When I was in the market for a new card 2 years ago I looked into AMD, but learned that they don’t work as well as Nvidia for GPU passthrough to VMs, which I need to work. I’d love to switch because Nvidia is a shit company, but AMD GPU’s just don’t work for my use case.
I’m curious though because I don’t know what I’m missing. What are the features in AMD drivers that make it more complete?
As I said, AMD works much better with wayland and gamescope, thus has, for example, HDR and VRR support. Besides that, their Linux drivers are open source and more stable.

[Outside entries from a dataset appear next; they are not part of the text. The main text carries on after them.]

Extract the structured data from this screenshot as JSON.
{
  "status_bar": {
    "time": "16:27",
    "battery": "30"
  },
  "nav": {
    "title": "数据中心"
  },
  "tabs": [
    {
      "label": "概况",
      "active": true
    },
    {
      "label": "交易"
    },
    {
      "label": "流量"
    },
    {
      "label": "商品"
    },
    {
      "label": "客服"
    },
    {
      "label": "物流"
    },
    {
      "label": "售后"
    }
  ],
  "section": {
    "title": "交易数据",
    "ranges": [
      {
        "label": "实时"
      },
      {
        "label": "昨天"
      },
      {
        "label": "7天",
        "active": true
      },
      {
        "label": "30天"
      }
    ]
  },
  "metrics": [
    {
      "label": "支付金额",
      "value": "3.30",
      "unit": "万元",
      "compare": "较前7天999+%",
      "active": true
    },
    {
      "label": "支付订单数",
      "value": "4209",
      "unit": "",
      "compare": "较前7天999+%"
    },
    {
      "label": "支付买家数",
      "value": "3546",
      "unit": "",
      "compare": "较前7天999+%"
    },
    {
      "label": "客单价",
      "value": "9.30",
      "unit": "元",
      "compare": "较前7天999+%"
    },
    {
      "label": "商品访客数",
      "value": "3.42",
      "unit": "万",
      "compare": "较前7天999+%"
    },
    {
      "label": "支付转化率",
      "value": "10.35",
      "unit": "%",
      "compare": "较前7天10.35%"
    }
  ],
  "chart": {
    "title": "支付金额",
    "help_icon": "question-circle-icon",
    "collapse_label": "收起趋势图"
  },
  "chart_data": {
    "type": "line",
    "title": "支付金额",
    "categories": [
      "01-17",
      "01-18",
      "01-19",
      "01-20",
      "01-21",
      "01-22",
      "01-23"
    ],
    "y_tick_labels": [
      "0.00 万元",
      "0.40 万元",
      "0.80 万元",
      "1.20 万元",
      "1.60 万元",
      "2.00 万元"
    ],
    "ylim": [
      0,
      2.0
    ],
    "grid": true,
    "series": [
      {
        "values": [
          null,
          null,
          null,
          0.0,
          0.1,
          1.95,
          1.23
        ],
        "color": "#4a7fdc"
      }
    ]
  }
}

But to my knowledge, AMD GPUs pass through just fine to VMs? What was your problem with them?
Do many distros use Wayland now? I use Kubuntu and it doesn’t, so that probably explains why I never ran into any issue with that. Gamescope looks like some Wayland tool too from what I see. I don’t have an HDR monitor either. Looks like good stuff, that I just never needed so never noticed it not working.
I asked on the VFIO subreddit back then and was told AMD cards have a bug where you have to restart the PC to switch between host and VM (which makes it no better than dualbooting since you have to restart anyway), this was not the case on Nvidia.
So now that Nvidia has open source drivers and works on Wayland, what’s the difference? Just gamescope?
I guess you aren’t using Wayland. It’s abysmal with Wayland. Especially electron apps. They just flicker and crash.
No, I’m on Kubuntu, it doesn’t use Wayland.
Pretty sure Wayland is installed by default and maybe even enabled by default on new installs.
On the login screen there should be a button to switch between x11 and Wayland.
Oh yeah there is a button to switch on the login screen, but X11 is the default and I never saw a reason to switch the default.
Personally, I wouldn’t say “it doesn’t use Wayland” when it absolutely can with a single mouse click and it works great.
Yes, it can, and by default it doesn’t use it.